ITT officials said inquiries at its schools have remained steady, but its rate of converting inquiries into enrollments has slipped. In response, ITT is testing a new communications program that provides an estimate of the number of grants and scholarships for which students would qualify—during their very first visit to an ITT campus. Also, ITT plans to spend more of its own money to fund scholarships for students, said CEO Kevin Modany.

The average cost of an ITT associate's degree program is $45,000, yet scholarships and grants reduce that cost on average to $27,000.

"We are trying to communicate to students that value proposition more clearly," Modany said during the ITT conference call.

In the three months ended Sept. 30, ITT earned $42.9 million, or $1.83 per diluted share. But Wall Street analysts were expecting earnings of just $1.76 per share, according to a survey by Thomson Reuters.

Shares of ITT's stock initially jumped by 8.5 percent on Thursday morning, rising as high as $27.29 per share.

Third-quarter revenue fell nearly 13 percent from a year ago to $315 million. Analysts were expecting $317 million, according to the survey by Thomson Reuters.

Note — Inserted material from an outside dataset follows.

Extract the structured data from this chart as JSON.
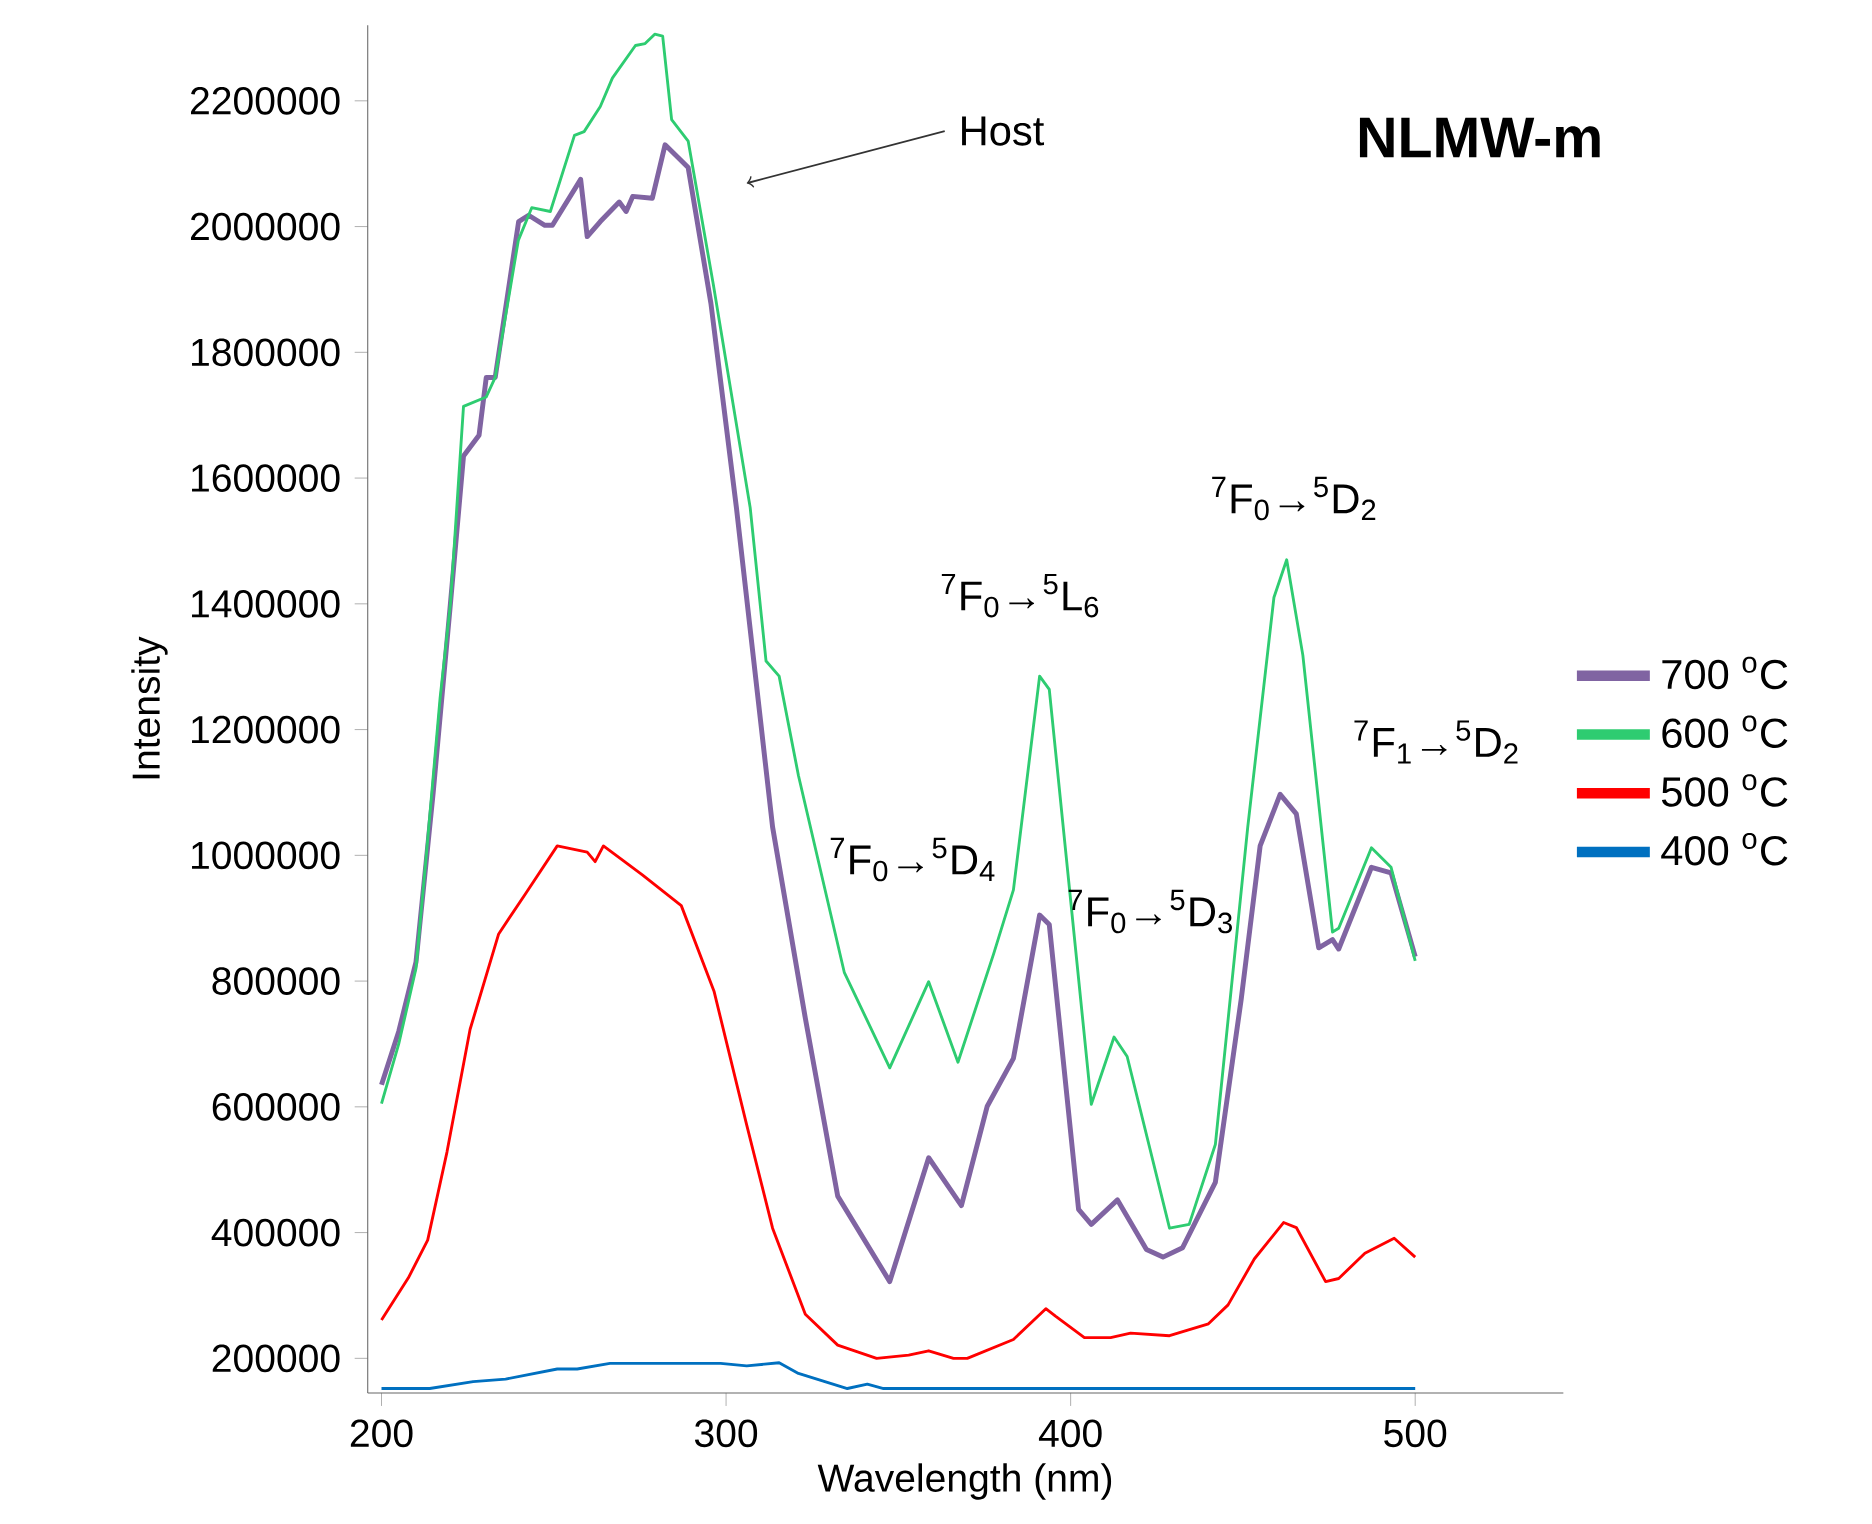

Declining dollars are a result of fewer students at ITT’s more than 140 campuses across the country. New student enrollments plummeted nearly 16 percent to 19,300 during the third quarter, compared with the same period a year ago.

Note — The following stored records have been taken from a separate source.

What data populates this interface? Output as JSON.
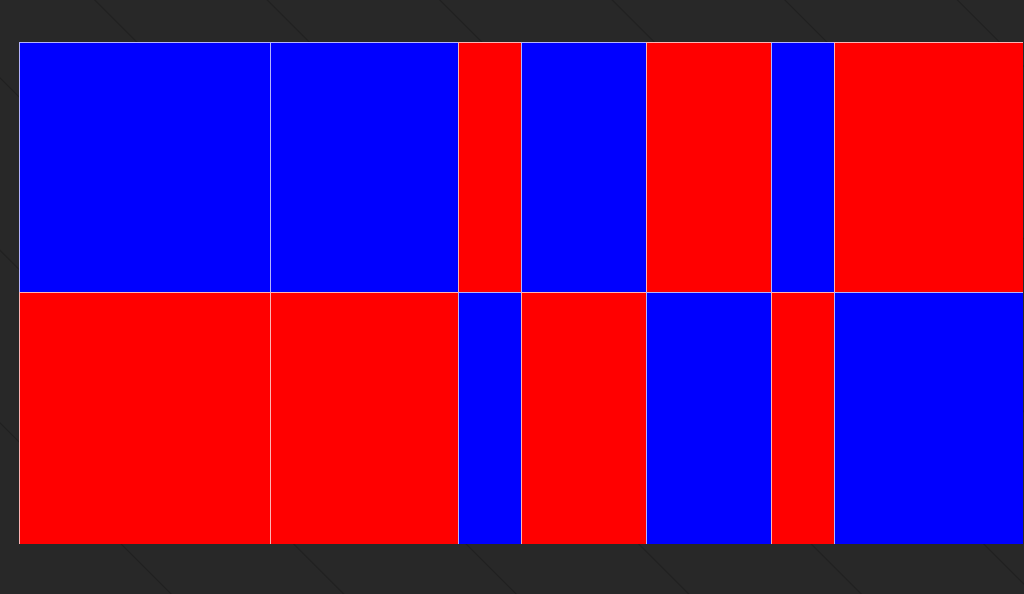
{
  "colors": {
    "blue": "#0000ff",
    "red": "#ff0000",
    "background": "#282828",
    "cell_border": "#ffffff"
  },
  "grid": {
    "rows": [
      [
        "blue",
        "blue",
        "red",
        "blue",
        "red",
        "blue",
        "red"
      ],
      [
        "red",
        "red",
        "blue",
        "red",
        "blue",
        "red",
        "blue"
      ]
    ]
  }
}
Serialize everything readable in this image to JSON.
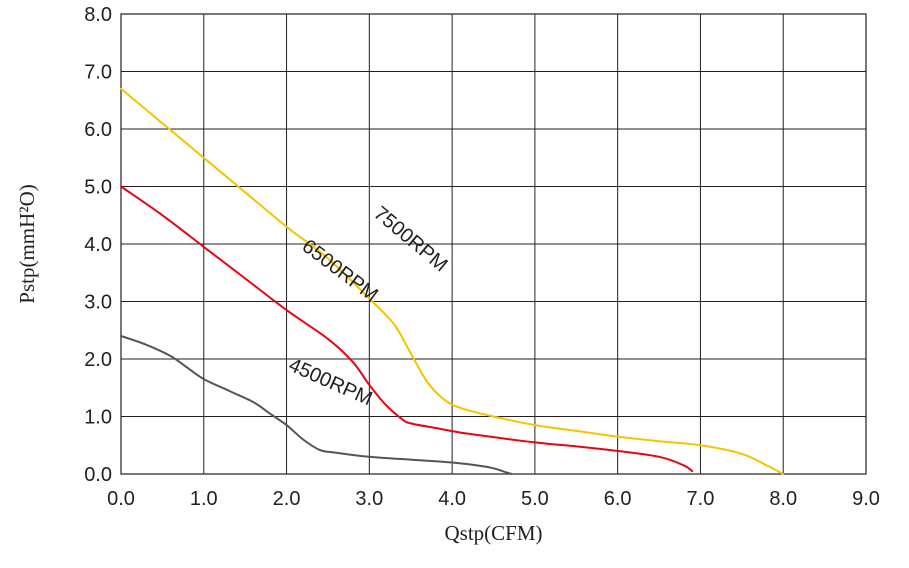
{
  "chart_data": {
    "type": "line",
    "xlabel": "Qstp(CFM)",
    "ylabel": "Pstp(mmH²O)",
    "xlim": [
      0,
      9
    ],
    "ylim": [
      0,
      8
    ],
    "x_ticks": [
      "0.0",
      "1.0",
      "2.0",
      "3.0",
      "4.0",
      "5.0",
      "6.0",
      "7.0",
      "8.0",
      "9.0"
    ],
    "y_ticks": [
      "0.0",
      "1.0",
      "2.0",
      "3.0",
      "4.0",
      "5.0",
      "6.0",
      "7.0",
      "8.0"
    ],
    "grid": true,
    "series": [
      {
        "name": "7500RPM",
        "color": "#f5c400",
        "points": [
          [
            0.0,
            6.7
          ],
          [
            0.5,
            6.1
          ],
          [
            1.0,
            5.5
          ],
          [
            1.5,
            4.9
          ],
          [
            2.0,
            4.3
          ],
          [
            2.5,
            3.75
          ],
          [
            3.0,
            3.05
          ],
          [
            3.3,
            2.6
          ],
          [
            3.5,
            2.1
          ],
          [
            3.7,
            1.6
          ],
          [
            3.9,
            1.3
          ],
          [
            4.1,
            1.15
          ],
          [
            4.5,
            1.0
          ],
          [
            5.0,
            0.85
          ],
          [
            5.5,
            0.75
          ],
          [
            6.0,
            0.65
          ],
          [
            6.5,
            0.57
          ],
          [
            7.0,
            0.5
          ],
          [
            7.5,
            0.35
          ],
          [
            7.8,
            0.15
          ],
          [
            8.0,
            0.0
          ]
        ]
      },
      {
        "name": "6500RPM",
        "color": "#e30613",
        "points": [
          [
            0.0,
            5.0
          ],
          [
            0.5,
            4.5
          ],
          [
            1.0,
            3.95
          ],
          [
            1.5,
            3.4
          ],
          [
            2.0,
            2.85
          ],
          [
            2.5,
            2.35
          ],
          [
            2.8,
            1.95
          ],
          [
            3.0,
            1.55
          ],
          [
            3.2,
            1.2
          ],
          [
            3.4,
            0.95
          ],
          [
            3.5,
            0.88
          ],
          [
            3.8,
            0.8
          ],
          [
            4.2,
            0.7
          ],
          [
            5.0,
            0.55
          ],
          [
            5.5,
            0.48
          ],
          [
            6.0,
            0.4
          ],
          [
            6.5,
            0.3
          ],
          [
            6.8,
            0.15
          ],
          [
            6.9,
            0.05
          ]
        ]
      },
      {
        "name": "4500RPM",
        "color": "#555555",
        "points": [
          [
            0.0,
            2.4
          ],
          [
            0.3,
            2.25
          ],
          [
            0.6,
            2.05
          ],
          [
            0.8,
            1.85
          ],
          [
            1.0,
            1.65
          ],
          [
            1.3,
            1.45
          ],
          [
            1.6,
            1.25
          ],
          [
            1.8,
            1.05
          ],
          [
            2.0,
            0.85
          ],
          [
            2.2,
            0.6
          ],
          [
            2.4,
            0.42
          ],
          [
            2.6,
            0.37
          ],
          [
            3.0,
            0.3
          ],
          [
            3.5,
            0.25
          ],
          [
            4.0,
            0.2
          ],
          [
            4.3,
            0.15
          ],
          [
            4.5,
            0.1
          ],
          [
            4.65,
            0.03
          ],
          [
            4.72,
            0.0
          ]
        ]
      }
    ],
    "series_labels": [
      {
        "text": "7500RPM",
        "x": 3.45,
        "y": 4.0,
        "angle": 40
      },
      {
        "text": "6500RPM",
        "x": 2.6,
        "y": 3.45,
        "angle": 37
      },
      {
        "text": "4500RPM",
        "x": 2.5,
        "y": 1.5,
        "angle": 24
      }
    ]
  }
}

ITT’s declines in new student enrollment had been moderating in recent quarters, totaling only 9.5 percent in its second quarter this year.

Most for-profit educators have been suffering similar fortunes. Enrollments have tumbled across the industry, in part because of a natural receding of the wave of students who entered for-profit colleges during the recession that ran from 2007 to 2009.

But more significantly, government investigations of the industry have exposed questionable recruiting practices, sky-high student debt loads and low graduation rates. New rules placed on for-profit colleges by the Obama administration threatened to yank federal student loans for programs whose students failed to pay down their debt loads.

Shares of ITT Educational had been in a nosedive since February, losing 67 percent of their value. The stock closed Wednesday at $25.11.